Set up incident mirroring - Set up integrations such as ServiceNow v2 to mirror ServiceNow incidents to Cortex XSOAR. - Administrator Guide - 8 - Cortex XSOAR - Cortex - Security Operations

Cortex XSOAR SaaS Documentation
Product
Cortex XSOAR
Version
8
Creation date
2024-03-07
Last date published
2026-02-25
Category
Administrator Guide
Solution
SaaS
Abstract

Set up integrations such as ServiceNow v2 to mirror ServiceNow incidents to Cortex XSOAR.

When mirroring incidents, you can make changes in a third-party application, such as ServiceNow and Jira that will be reflected in Cortex XSOAR, or vice versa. You can also attach files from either of the systems, which will then be available in the other system.

Setting up your integration to mirror incidents from the third-party application in Cortex XSOAR includes the following:

  • Configure mirroring for triggering incidents originating from your third-party application or from another fetching integration. For example, see the ServiceNow v2 integration.

  • Configure incoming and outgoing mappers. For more information, see Classification and mapping.

  • Configure account roles for API calls. For example, see the ServiceNow v2 integration.

  • Run mirroring commands. For more information about mirroring commands, see the Mirroring Integration or your third-party integration, for example ServiceNow v2.

Enable mirroring for manually modified incident fields (dirty fields)

When incident mirroring is active, Cortex XSOAR automatically tracks which incident fields you manually edited. These are known as dirty fields. To prevent your manual changes from being overwritten, the platform protects dirty fields from being updated by the remote system (such as ServiceNow or Jira) during subsequent mirror synchronizations.

However, if you want to update previously edited incident fields during mirroring synchronization, you can run the resetDirtyFields command in the War Room or in an automation script. This command removes incident fields from the tracking list (stored in the dbotDirtyFields property), allowing the next incoming mirror synchronization to update them with data from the remote system. Running the resetDirtyFields command is relevant in situations where:

  • You accidentally edited an incident field.
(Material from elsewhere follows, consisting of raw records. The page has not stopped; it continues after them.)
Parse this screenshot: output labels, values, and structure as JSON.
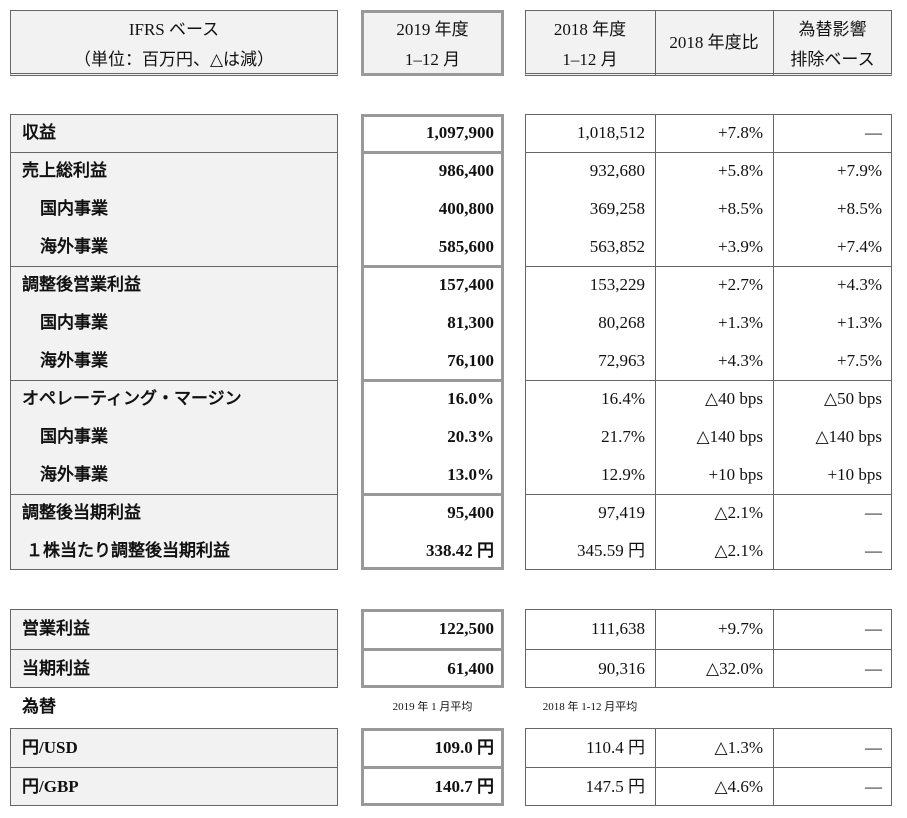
{
  "header": {
    "label": [
      "IFRS ベース",
      "（単位：百万円、△は減）"
    ],
    "current": [
      "2019 年度",
      "1–12 月"
    ],
    "prior": [
      "2018 年度",
      "1–12 月"
    ],
    "change": "2018 年度比",
    "fx_neutral": [
      "為替影響",
      "排除ベース"
    ]
  },
  "main": [
    {
      "label": "収益",
      "values": [
        "1,097,900",
        "1,018,512",
        "+7.8%",
        "—"
      ],
      "breakdown": []
    },
    {
      "label": "売上総利益",
      "values": [
        "986,400",
        "932,680",
        "+5.8%",
        "+7.9%"
      ],
      "breakdown": [
        {
          "label": "国内事業",
          "values": [
            "400,800",
            "369,258",
            "+8.5%",
            "+8.5%"
          ]
        },
        {
          "label": "海外事業",
          "values": [
            "585,600",
            "563,852",
            "+3.9%",
            "+7.4%"
          ]
        }
      ]
    },
    {
      "label": "調整後営業利益",
      "values": [
        "157,400",
        "153,229",
        "+2.7%",
        "+4.3%"
      ],
      "breakdown": [
        {
          "label": "国内事業",
          "values": [
            "81,300",
            "80,268",
            "+1.3%",
            "+1.3%"
          ]
        },
        {
          "label": "海外事業",
          "values": [
            "76,100",
            "72,963",
            "+4.3%",
            "+7.5%"
          ]
        }
      ]
    },
    {
      "label": "オペレーティング・マージン",
      "values": [
        "16.0%",
        "16.4%",
        "△40 bps",
        "△50 bps"
      ],
      "breakdown": [
        {
          "label": "国内事業",
          "values": [
            "20.3%",
            "21.7%",
            "△140 bps",
            "△140 bps"
          ]
        },
        {
          "label": "海外事業",
          "values": [
            "13.0%",
            "12.9%",
            "+10 bps",
            "+10 bps"
          ]
        }
      ]
    },
    {
      "label": "調整後当期利益",
      "values": [
        "95,400",
        "97,419",
        "△2.1%",
        "—"
      ],
      "breakdown": [
        {
          "label": "１株当たり調整後当期利益",
          "values": [
            "338.42 円",
            "345.59 円",
            "△2.1%",
            "—"
          ]
        }
      ]
    }
  ],
  "other": [
    {
      "label": "営業利益",
      "values": [
        "122,500",
        "111,638",
        "+9.7%",
        "—"
      ]
    },
    {
      "label": "当期利益",
      "values": [
        "61,400",
        "90,316",
        "△32.0%",
        "—"
      ]
    }
  ],
  "fx": {
    "title": "為替",
    "current_note": "2019 年 1 月平均",
    "prior_note": "2018 年 1-12 月平均",
    "rows": [
      {
        "label": "円/USD",
        "values": [
          "109.0 円",
          "110.4 円",
          "△1.3%",
          "—"
        ]
      },
      {
        "label": "円/GBP",
        "values": [
          "140.7 円",
          "147.5 円",
          "△4.6%",
          "—"
        ]
      }
    ]
  }
}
  • A playbook or automation resolved a conflict and needs to re-enable mirroring for specific fields.

  • You want to force a full resync of all incident fields from the remote system.

Note

You must have the Incident Advanced Edit permission to execute the resetDirtyFields command.

The following are examples of how to use the resetDirtyFields command.

Example 5. 

Update specific dirty fields of the current incident in context.

For example, an analyst manually edited the severity and owner fields but now wants those two fields to resynchronize from the remote system while keeping other manually edited incident fields protected.

  • In the CLI: !resetDirtyFields dirtyFields="severity,owner"

  • In an automation script: demisto.executeCommand("resetDirtyFields", {"dirtyFields": "severity,owner"})

Result: Only severity and owner are removed from the dirty fields list. Other manually edited fields remain protected. The command returns Done.


Example 6. 

Update all incident fields of the current incident in context.

This enables a full synchronization of the incident and takes precedence over any specific fields listed in the dirtyFields parameter.

For example, an analyst wants to allow all incident fields to be updated from the remote mirrored system on the next synchronization cycle.

  • In the CLI: !resetDirtyFields dirtyFieldsAll=true

  • In an automation script: demisto.executeCommand("resetDirtyFields", {"dirtyFieldsAll": "true"})

Result: All fields are removed from the dirty fields list. The command returns Done. On the next incoming mirror synchronization, all fields are updated with values from the remote system.


Example 7. 

Update specific dirty fields of an incident that is currently not in context.

For example, a playbook or automation needs to synchronize mirroring for the status and closeNotes dirty fields on a specific incident (12345) that is different from the one currently in context.

  • In the CLI: !resetDirtyFields id="12345" dirtyFields="status,closeNotes"

  • In an automation script:

    demisto.executeCommand("resetDirtyFields", {
    "id": "12345",
    "dirtyFields": "status,closeNotes"
})

Result: The status and closeNotes fields are removed from the dirty fields list for incident 12345. Other manually edited fields on that incident remain protected. The command returns Done.


Troubleshoot incident mirroring

In case of delays in incident mirroring, follow these troubleshooting steps:

  1. Use !getMirrorStatistics in the War Room to check the status o the mirroring cycle.

  2. Close unnecessary mirrored incidents to narrow down the scope of mirroring.

  3. Remove redundant or disabled integration instances as deactivation alone may not free up resources.

  4. If delays do not improve, contact support to discuss changing the time frame for mirrored incidents.